Sobre conhecimento e humildade

Em 1998, eu estava no terceiro andar (quarto 301 ou 302) do Karlton Hotel em Caçapava do Sul, cidade em que trabalhava como docente do Curso de Letras da URCAMP, quando o telefone tocou. Era a professora Rosane da COPERVES/UFSM, ela precisava de uma professora de língua espanhola para, ao lado da professora Luciana Montemezzo, assumir a banca de elaboração de questões para PEIES e vestibular da UFSM e eu fora a pessoa indicada pelos professores do Curso de Letras da UFSM. Eu não tinha dois anos como docente, havia concluído a graduação em 1997, recém pensava preparava-me para o mestrado. Aceitei, sempre fui movida a desafios e tinha a confiança dos meus ex-professores.

A Luciana havia sido minha professora e a COPERVES, com uma organização interna invejável, mobilizou um staff para me dar subsídios para, naquele ano, elaborar as provas do PEIES I e PEIES II. Depois que a prova estava elaborada, eu passei por uma arguição sob os diferentes aspectos contemplados na prova, sobre o que poderia ter sido objeto de questões, o que não havia sido pedido etc. – era incrível ver que eles dispunham de um controle sobre questões difíceis e sobre questões que efetivamente selecionavam, porque, afinal, não é a questão difícil que seleciona, uma vez que questões difíceis podem induzir o candidato ao erro e, assim, todos errarem a questão difícil. Na sequência, a problematização dizia respeito à estrutura linguística das questões formuladas ou ao que se conhece como “raiz” da questão. A pergunta é sempre: O que, efetivamente, tu queres perguntar e o que, efetivamente, tu estás perguntando. De resto, as respostas precisam ser verossímeis, não se admitem “pega ratões”, não se podia induzir o candidato ao erro, isso é considerado um gesto falso e, portanto, injusto com aquele que se dedicou durante um ano para o concurso vestibular.

Cerca de três a quatro meses depois dessa etapa, mesmo depois que eu tinha 10, 12 anos de experiência, todos passávamos pelo revisor de questões. Um professor que desconhecia a nossa prova, um professor com mais experiência que nós, um professor crítico, preferentemente, no meu caso, com vivência em língua espanhola fora do Brasil, problematizava a minha prova. Depois da leitura, das críticas, das observações feitas por esse professor que, em tese, sabia muito mais que eu, detinha muito mais conhecimento que eu, humildemente, eu era sabatinada novamente. E não havia qualquer melindre nisso, éramos professores trabalhando em prol do conhecimento, trabalhando por um concurso em que se prima pela lisura, pela transparência e pela equidade de oportunidades entre os alunos.
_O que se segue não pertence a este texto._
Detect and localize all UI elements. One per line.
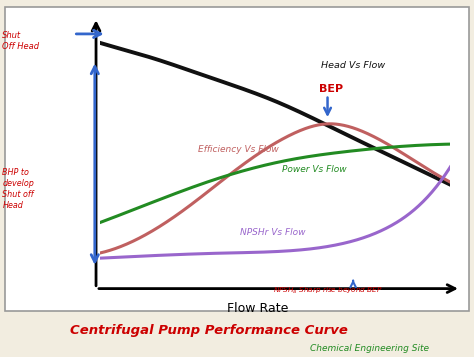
Text: Shut
Off Head: Shut Off Head (2, 31, 39, 51)
Text: Head Vs Flow: Head Vs Flow (320, 61, 384, 70)
FancyBboxPatch shape (5, 7, 469, 311)
Text: Chemical Engineering Site: Chemical Engineering Site (310, 343, 429, 353)
Text: NPSHr Vs Flow: NPSHr Vs Flow (240, 228, 305, 237)
Text: NPSH$_a$ Sharp rise beyond BEP: NPSH$_a$ Sharp rise beyond BEP (273, 286, 383, 296)
Text: Power Vs Flow: Power Vs Flow (282, 165, 346, 174)
Text: Centrifugal Pump Performance Curve: Centrifugal Pump Performance Curve (70, 324, 347, 337)
Text: BEP: BEP (319, 84, 343, 94)
Text: Efficiency Vs Flow: Efficiency Vs Flow (198, 145, 279, 154)
Text: Flow Rate: Flow Rate (227, 302, 288, 315)
Text: BHP to
develop
Shut off
Head: BHP to develop Shut off Head (2, 168, 34, 210)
Ser elaboradora e, depois, revisora de questões de provas objetivas para o concurso PEIES e o concurso vestibular, assim como contar com todo o apoio técnico da COPERVES/UFSM, foi um grande diferencial na minha vida pessoal e profissional. Entre 1998 e 2010, atuei na elaboração de questões para a prova de língua espanhola e, entre 2001 e 2013, fiz parte das bancas de avaliação das redações dos concursos PEIES e vestibular, sempre como convidada, como cargo de confiança, agreguei um inominável “know-how” ao meu currículo Lattes, mas aprendi muito sobre conhecimento, avaliação, paradigmas de aprendizagem em tantas reuniões, seminários, oficinas, coisas que a gente leva para a vida, mas que, às vezes, é preciso dizer para as pessoas, principalmente, quando os ignorantes nos cobram a humildade que eles não têm. A vida não é feita apenas por aquilo que aparentamos, a vida é feita também pelas colheitas que fazemos distantes dos holofotes e que nos fazem seres humanos melhores, porque fazemos a diferença para quem precisa de nós.